Re: Dara Happans and Time

From: jorganos <joe_at_...>
Date: Tue, 23 Apr 2013 21:26:29 -0000


"Jeff" <richaje_at_...> wrote:

> As far as canonical Glorantha is concerned, it is pretty straightforward. Before the Dawn, Time as we understand it did not exist. Not linear time, not cyclical time, not causal time. It was the logic of poetry and the rationale of myth, not science.

The logic of poetry and that of science aren't that far apart. Logic is nothing but a syntax for telling a story about facts. Poetry beyond senseless onomapoeia has cause and effect, like e.g. Lewis Carrol's epic poem about the Jabberwock - which has an enormous amount of onomapoeia embelleshing the story, strongly setting a mythical context but telling a linear story. True, the poem itself doesn't care where the Jabberwock comes from - but to the character in the story there clearly is all this context, in a way that can be experienced and pursued.

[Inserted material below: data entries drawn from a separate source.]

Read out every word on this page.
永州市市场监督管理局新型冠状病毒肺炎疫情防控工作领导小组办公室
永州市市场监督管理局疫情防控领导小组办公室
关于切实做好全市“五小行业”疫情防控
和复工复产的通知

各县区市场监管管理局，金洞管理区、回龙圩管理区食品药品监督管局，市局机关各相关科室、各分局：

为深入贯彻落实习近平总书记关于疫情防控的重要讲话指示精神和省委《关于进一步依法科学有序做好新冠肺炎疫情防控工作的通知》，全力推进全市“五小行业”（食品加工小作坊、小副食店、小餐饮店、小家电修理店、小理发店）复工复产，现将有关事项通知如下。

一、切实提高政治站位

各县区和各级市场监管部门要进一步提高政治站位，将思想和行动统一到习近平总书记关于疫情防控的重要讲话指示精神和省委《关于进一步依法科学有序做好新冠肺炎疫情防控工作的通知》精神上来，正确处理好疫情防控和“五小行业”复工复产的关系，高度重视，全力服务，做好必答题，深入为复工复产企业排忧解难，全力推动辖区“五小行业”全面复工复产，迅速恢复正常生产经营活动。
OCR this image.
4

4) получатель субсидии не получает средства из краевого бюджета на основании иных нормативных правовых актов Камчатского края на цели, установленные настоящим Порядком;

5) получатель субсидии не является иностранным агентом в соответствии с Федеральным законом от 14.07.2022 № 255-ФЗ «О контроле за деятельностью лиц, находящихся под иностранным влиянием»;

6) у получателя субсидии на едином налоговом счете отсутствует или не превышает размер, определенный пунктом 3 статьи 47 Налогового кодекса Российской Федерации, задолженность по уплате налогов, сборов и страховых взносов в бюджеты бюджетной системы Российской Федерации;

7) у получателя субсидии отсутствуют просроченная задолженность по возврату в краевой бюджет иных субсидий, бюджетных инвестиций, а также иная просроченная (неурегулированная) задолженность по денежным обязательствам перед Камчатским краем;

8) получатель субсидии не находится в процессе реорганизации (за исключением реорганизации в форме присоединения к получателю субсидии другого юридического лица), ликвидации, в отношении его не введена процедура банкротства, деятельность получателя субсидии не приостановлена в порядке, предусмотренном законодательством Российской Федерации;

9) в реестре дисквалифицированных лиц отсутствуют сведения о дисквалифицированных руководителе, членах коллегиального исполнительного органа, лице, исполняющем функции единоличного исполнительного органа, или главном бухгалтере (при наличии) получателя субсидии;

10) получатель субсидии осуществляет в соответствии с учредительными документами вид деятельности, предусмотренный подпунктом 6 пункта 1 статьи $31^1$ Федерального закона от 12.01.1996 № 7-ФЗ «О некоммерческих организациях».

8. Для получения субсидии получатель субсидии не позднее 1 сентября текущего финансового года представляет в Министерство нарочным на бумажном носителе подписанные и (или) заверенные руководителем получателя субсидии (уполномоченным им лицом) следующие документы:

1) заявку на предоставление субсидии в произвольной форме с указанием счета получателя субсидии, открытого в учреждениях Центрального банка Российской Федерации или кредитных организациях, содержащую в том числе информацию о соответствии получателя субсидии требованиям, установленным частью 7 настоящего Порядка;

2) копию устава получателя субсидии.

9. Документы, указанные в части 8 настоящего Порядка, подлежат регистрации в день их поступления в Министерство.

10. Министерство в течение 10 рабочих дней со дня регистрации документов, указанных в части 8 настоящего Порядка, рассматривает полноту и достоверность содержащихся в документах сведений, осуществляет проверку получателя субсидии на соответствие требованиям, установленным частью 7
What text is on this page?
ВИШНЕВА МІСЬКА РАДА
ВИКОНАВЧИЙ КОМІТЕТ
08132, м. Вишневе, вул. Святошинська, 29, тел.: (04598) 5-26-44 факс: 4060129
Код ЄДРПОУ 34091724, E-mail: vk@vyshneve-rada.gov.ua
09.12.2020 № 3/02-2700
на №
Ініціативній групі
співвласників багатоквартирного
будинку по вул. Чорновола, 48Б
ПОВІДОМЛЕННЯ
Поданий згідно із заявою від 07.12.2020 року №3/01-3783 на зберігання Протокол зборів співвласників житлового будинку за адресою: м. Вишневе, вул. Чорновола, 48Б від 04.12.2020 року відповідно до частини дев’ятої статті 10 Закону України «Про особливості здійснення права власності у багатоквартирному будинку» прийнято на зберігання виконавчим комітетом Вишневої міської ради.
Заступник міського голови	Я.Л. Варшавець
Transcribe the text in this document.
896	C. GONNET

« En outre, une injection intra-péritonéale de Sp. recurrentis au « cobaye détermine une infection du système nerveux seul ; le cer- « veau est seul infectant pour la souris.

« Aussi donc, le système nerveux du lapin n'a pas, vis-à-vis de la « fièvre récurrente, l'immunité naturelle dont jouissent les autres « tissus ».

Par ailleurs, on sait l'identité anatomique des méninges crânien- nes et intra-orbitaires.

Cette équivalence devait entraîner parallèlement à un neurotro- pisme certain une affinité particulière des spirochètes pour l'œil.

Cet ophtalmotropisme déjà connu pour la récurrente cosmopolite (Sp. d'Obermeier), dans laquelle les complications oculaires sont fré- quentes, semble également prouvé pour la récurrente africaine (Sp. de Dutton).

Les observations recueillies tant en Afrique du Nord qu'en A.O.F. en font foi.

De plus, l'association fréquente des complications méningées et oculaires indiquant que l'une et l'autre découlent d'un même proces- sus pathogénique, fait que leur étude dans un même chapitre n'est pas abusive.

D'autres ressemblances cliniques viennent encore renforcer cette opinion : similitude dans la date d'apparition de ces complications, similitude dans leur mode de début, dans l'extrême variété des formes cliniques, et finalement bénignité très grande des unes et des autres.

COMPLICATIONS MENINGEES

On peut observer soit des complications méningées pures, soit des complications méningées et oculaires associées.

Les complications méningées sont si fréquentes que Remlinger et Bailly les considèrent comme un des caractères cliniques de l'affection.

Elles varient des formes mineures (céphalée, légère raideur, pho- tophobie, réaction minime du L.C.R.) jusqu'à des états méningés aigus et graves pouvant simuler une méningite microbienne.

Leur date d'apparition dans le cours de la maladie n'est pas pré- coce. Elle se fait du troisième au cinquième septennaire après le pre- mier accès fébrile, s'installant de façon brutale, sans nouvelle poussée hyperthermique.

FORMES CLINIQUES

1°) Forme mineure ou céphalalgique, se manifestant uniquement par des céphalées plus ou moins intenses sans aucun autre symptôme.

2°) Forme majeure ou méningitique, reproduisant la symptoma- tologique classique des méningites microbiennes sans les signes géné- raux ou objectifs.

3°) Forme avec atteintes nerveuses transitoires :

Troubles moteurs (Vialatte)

Where there are people involved in the pre-Dawn, there are logical structures. Only where it comes to Green Age stuff of "the first of X" these considerations get meaningless, from the early Golden Age on there are limitations in the form of ever more consolidating mundanity of the stories. The Darkness is about the non-causal that used to work in the narrations failing. The Sword Story really is about separation between the "everything is possible" of Creation Age in the moment of definitions and the imposing of structures, to the almost complete collapse of possibilities and the meagre structures of reality emerging into the mundane world. Magic still can carry the wonderfully impossible into reality, to some degree, but subject to decay where there was none before the defining moment of the Green Age, and hardly any in the Golden Age. The Storm Age, born from breaking the rules of the Golden Age splendour, imposes more and more rules upon the cosmos. Then Chaos comes and consumes rules and rulesbreaking alike.

"Time as we understand it"... we don't understand time, a select few people like Stephen Hawking possibly exempted. We just float along.

When entering stories, we get the ability to move in that time. We may reread (relisten or otherwise repeat) parts of the stories. We still don't tell the story backwards, or randomly arrayed (without indicating the time jump in the narrative). We obey the flow.

Like Chris, I see a need for causality in the memories and second-hand memories of what went on before the Dawn. Those memories may not have been an objective, measurable and reliably repeatable thing, but they are a shared vision with a structure. Gloranthan myth introduces structure to its stories, and changes in the importance of structure marks the turning points between the ages of the world, whether in Malkioni actions, in elf songs or in Vithelan cycles.

Searching the structure in the shared vision of the Gloranthans of their memories of before the Dawn helps conveying these stories. We'll never manage to tell all the stories, and we will encounter conflicting truths, but within a story only one of these truths will be applied. Only when we look at a compilation of related stories these conflicting truths may create problems.

The cataclysms of Glorantha - whether pre-Dawn or post-Dawn - are the result of unstructured creation creating conflicting and mutually exclusive truths or realities. This usually reduces tension by shattering much of the world in the collisions. Dragons taking flight or land sunk are mere symptoms of that.